A crucial theme in the literature opposing the Brazilian military dictatorship was criticism of the power of the so-called technobureaucracy. The military excluded politicians from the core of the state apparatus. Arena, the official party of the situation, welcomed the portion of the political elite conformed to the imposed subordination. In the MDB, the official opposition party, dissatisfied politicians took refuge, who longed to return to the center of the stage. The negotiated transition of Ulysses Guimarães and Tancredo Neves represented a triumph for the MDB. Technobureaucracy fell back and the access of the political elite to the sources of public wealth was restored. Under the presidency of Sarney, the Arena leader transferred to the PMDB, the land where the opportunity for a modernizing reform of the state germinated was salted.

In Mexico during the heyday of the PRI, parliamentary majorities were automatic. In Brazil, they are built by the Executive, through the hidden privatization of the most coveted fragments of the State apparatus. Corruption is the complementary face of Parliament's degradation. The PMDB is, by nature, the eternal departure from the situation. From Sarney to Lula, the party with no program or ideas formed the governing majorities of all presidents. Now, as the lights of the 2010 campaign are turned on, the peedebistas form different temporary columns, lined up behind the main candidates for the Planalto. The PMDB will be at the next government base, with Serra, Dilma, Aécio or Ciro, practicing the sport in which it specializes: blackmailing presidents, selling parliamentary support in exchange for positions that serve as keys to “manipulation of bids, targeted hiring, corruption in general".
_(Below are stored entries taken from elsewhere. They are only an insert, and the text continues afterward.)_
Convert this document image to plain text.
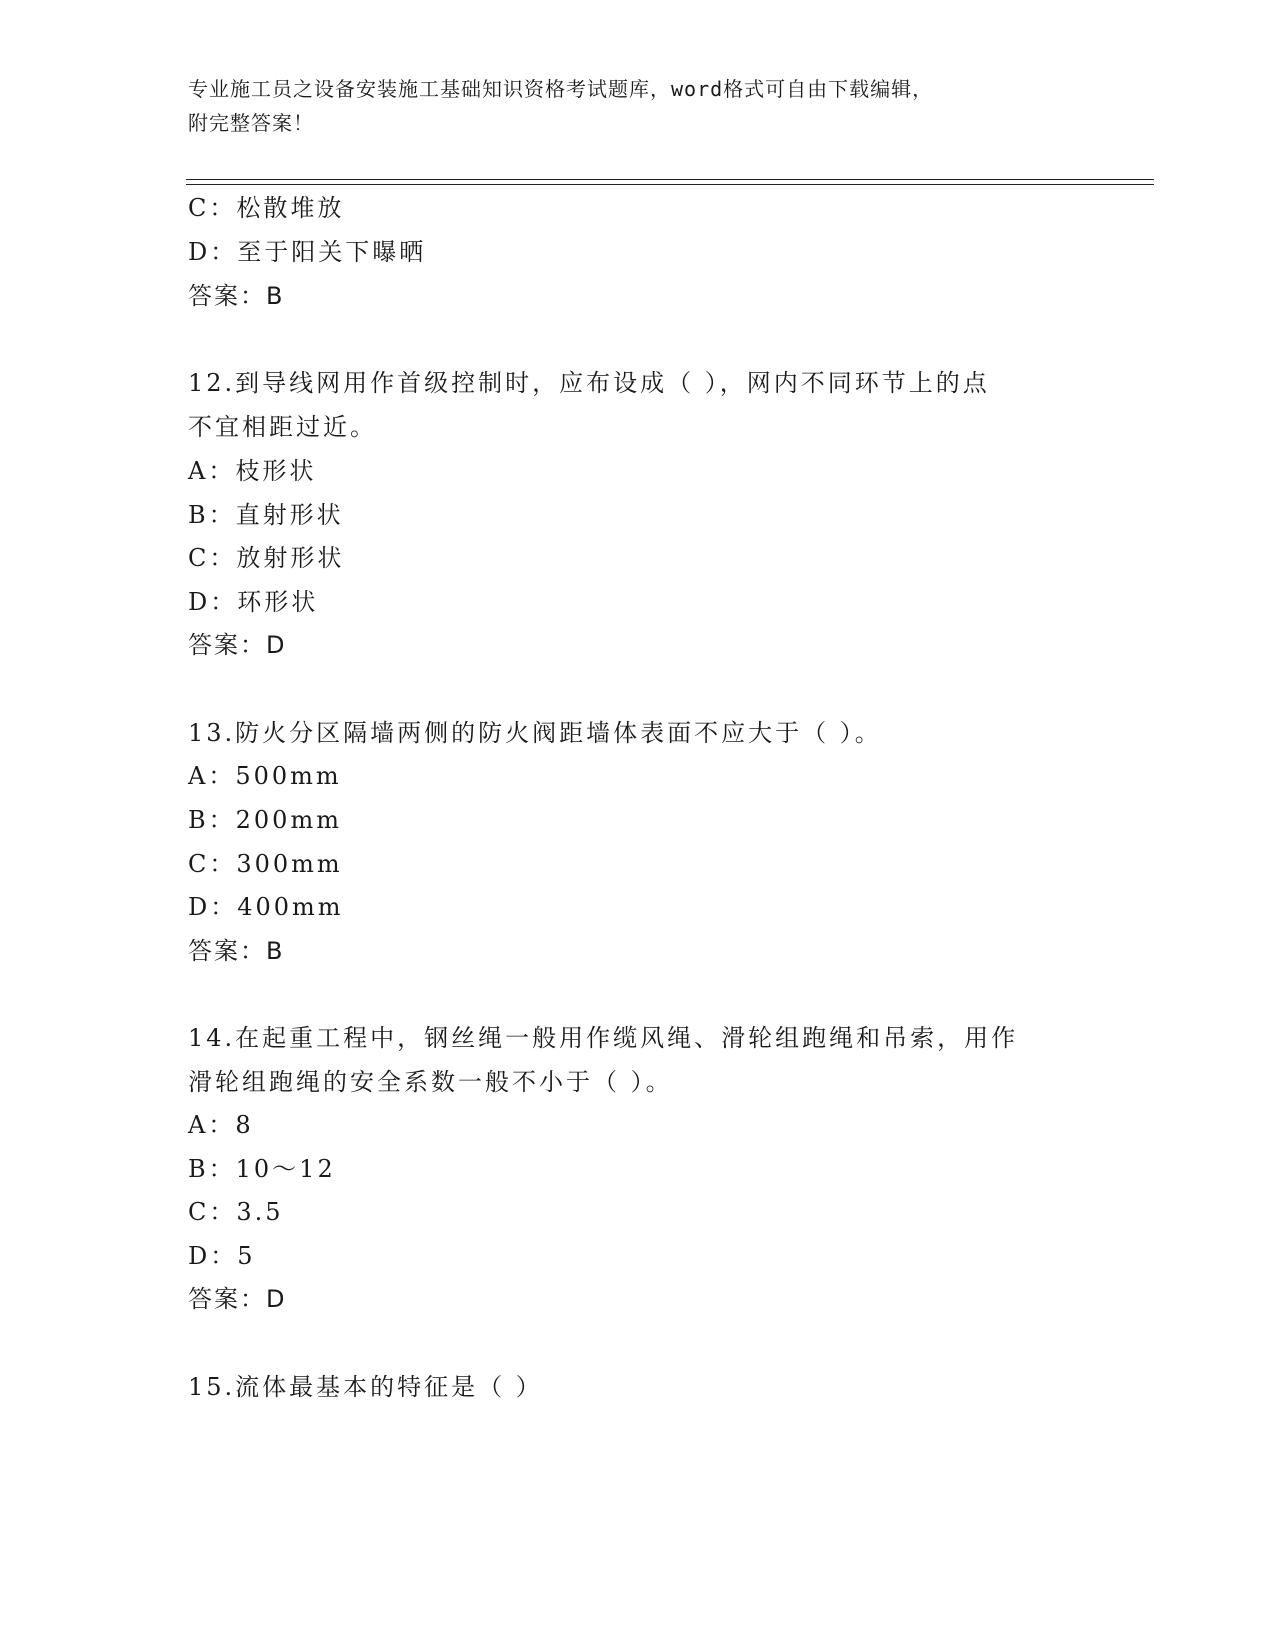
专业施工员之设备安装施工基础知识资格考试题库，word格式可自由下载编辑，
附完整答案！
C：松散堆放
D：至于阳关下曝晒
答案：B
12.到导线网用作首级控制时，应布设成（ ），网内不同环节上的点
不宜相距过近。
A：枝形状
B：直射形状
C：放射形状
D：环形状
答案：D
13.防火分区隔墙两侧的防火阀距墙体表面不应大于（ ）。
A：500mm
B：200mm
C：300mm
D：400mm
答案：B
14.在起重工程中，钢丝绳一般用作缆风绳、滑轮组跑绳和吊索，用作
滑轮组跑绳的安全系数一般不小于（ ）。
A：8
B：10～12
C：3.5
D：5
答案：D
15.流体最基本的特征是（ ）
The PMDB described by Jarbas, a multi-headed hydra, has its iconic figure in Sarney. The parliamentary representative of military power in crisis, the improbable president who frantically distributed radio concessions to his vast morning glory while the country was wrecked in the sea of ​​hyperinflation, the “electronic oligarch” of poor Maranhão, in the precise synthesis employed by The Economist magazine, converted years ago in Lula's interested ally. In this condition, he controls a slice of the state, in which the Ministry and the state companies subordinate to his political godson Lobão are. Now, with the sponsorship of a Lula who only has eyes for 2010, the personification of patrimonialism returns to the presidency of the Senate. As Jarbas said, his purpose is to transform it “into a great Maranhão”.

Demétrio Magnoli is a sociologist and holds a PhD in Human Geography from USP.